Pensado para el streaming de cámaras IP y la videovigilancia. No es nativo del navegador, así que llevarlo a la web suele exigir un paso intermedio. WebRTC, en cambio, entra directo en el navegador.
El estándar clásico de la telefonía IP. Se encarga de la señalización de las llamadas. Para hablar con la web necesita pasarelas (gateways), mientras que WebRTC integra la voz directamente en el navegador. Muchos sistemas combinan los dos.
Elige WebRTC cuando la interacción en tiempo real es el objetivo: videollamadas, clases en directo, atención al cliente por vídeo o colaboración. Es lo que buscas cuando el retardo se nota y molesta.
No es la mejor opción para difundir a decenas de miles de espectadores que solo miran: ahí HLS o DASH escalan más barato, aunque con más latencia. Y si solo tienes que llevar vídeo de un codificador a un servidor, RTMP o SRT hacen bien ese trabajo de ingesta. En producción lo habitual es combinar varios: WebRTC para la parte interactiva y HLS o RTMP para la difusión o la ingesta.
WebRTC no es magia y conviene conocer sus costes. Para atravesar NAT y cortafuegos depende de servidores TURN. El escalado a grupos grandes recae en tu SFU, y montarlo y sostenerlo tiene coste. Y no está pensado para la difusión masiva unidireccional: ahí HLS o DASH salen mejor. Por eso muchos equipos usan una plataforma que ya trae esa infraestructura hecha.

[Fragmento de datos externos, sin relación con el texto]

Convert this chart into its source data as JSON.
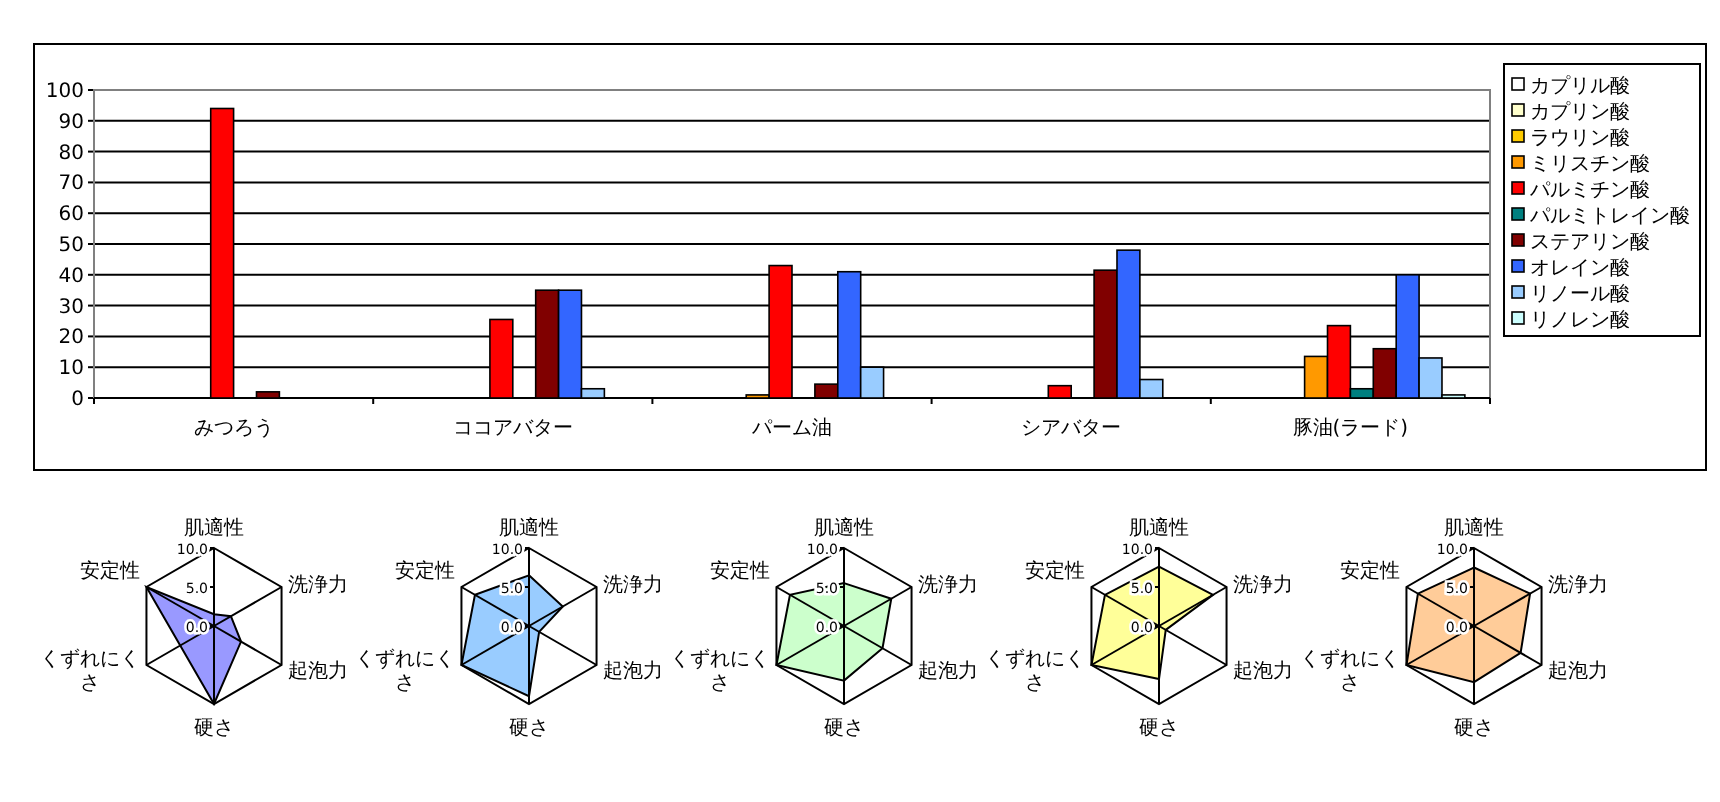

Construir sobre WebRTC desde cero es complejo: señalización, servidor de medios (SFU), TURN para las conexiones difíciles, escalado y seguridad. Digital Samba te da todo eso hecho a través de una API y un SDK, así que pones videollamadas de baja latencia dentro de tu producto sin construir la infraestructura tú mismo. Además, admite la ingesta de fuentes externas por WHIP.
Por debajo usa WebRTC, con el transporte cifrado (DTLS-SRTP) y cifrado de extremo a extremo opcional para lo más sensible. Y el vídeo se aloja en la Unión Europea, conforme al RGPD. Si quieres profundizar en la decisión de construir tu propia solución o integrar una prefabricada, la tienes en nuestra guía sobre construir o integrar videoconferencia.
Es un estándar abierto (Web Real-Time Communication) que permite enviar audio, vídeo y datos en tiempo real directamente entre navegadores, sin instalar complementos, mediante las API de JavaScript.
Depende. Para interacción en directo con baja latencia, WebRTC. Para enviar vídeo de un codificador a un servidor (ingesta), RTMP sigue siendo habitual, aunque SRT gana terreno por su menor latencia y su cifrado de serie. Muchas cadenas de producción combinan los dos.
Sí, apoyándose en un servidor de medios (SFU). Para audiencias enormes que solo miran, HLS o DASH suelen salir más baratos, a cambio de más latencia.
Sí: cifra el transporte por defecto con DTLS y SRTP, y no es opcional. Algunas plataformas añaden además cifrado de extremo a extremo para el contenido.
WebSocket mantiene un canal de datos cliente-servidor, ideal para chat o notificaciones. WebRTC está hecho para el flujo de audio y vídeo en tiempo real entre pares. A menudo se usan juntos: WebSocket para la señalización de WebRTC.
Sí, en los navegadores modernos (Chrome, Firefox, Safari y Edge) y también en aplicaciones nativas mediante bibliotecas de WebRTC.